Anti-bypass constraints

PawlKit's default task and agent instructions make bug fixes evidence-gated. Agents are told to fix root causes instead of masking symptoms, and they must not remove, skip, weaken, or fake tests/checks to make work pass. They also must not hard-code around failing cases, delete behavior, narrow scope, add broad mocks, or disable validation/error handling unless the active task explicitly requires that approach.

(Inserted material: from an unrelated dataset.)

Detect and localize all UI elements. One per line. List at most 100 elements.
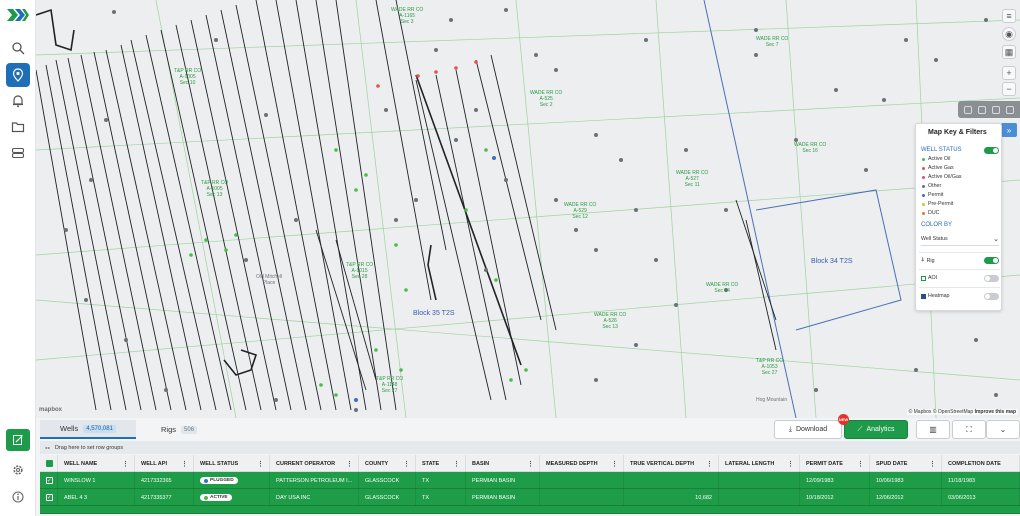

If the correct fix requires a scope or architecture change, the agent should record the decision instead of silently routing around the issue.

Privacy & security

PawlKit is a file copier. It is intentionally inert:

  • No network calls. The installer reads templates/default/ from its own package and writes to your cwd. Nothing else.
  • No telemetry. No analytics, no pings — there is nothing to opt out of.
  • No shell execution. The installer never runs commands on your behalf. The wizard reads package.json, Cargo.toml, pyproject.toml, and go.mod as text to suggest defaults; it does not execute them or any script they reference.
  • Writes are scoped to the target directory. The installer refuses to write any file whose resolved path falls outside cwd, and skips symlink entries in the template rather than following them.
  • Existing files are preserved. Without --force, the installer skips every file that already exists. With --force, it overwrites — but only inside cwd.
  • Wizard inputs are line-bounded. Each section in .pawl/context/*.md is a single line; the wizard strips CR/LF from answers and detected values before writing so a multi-line paste can't corrupt the file structure.
  • Zero runtime dependencies. package.json lists none. The bin is two .mjs files using only the Node standard library.

For reproducibility, pin to a published version (npx @codepawl/[email protected]) and verify the tarball with npm view @codepawl/[email protected] dist.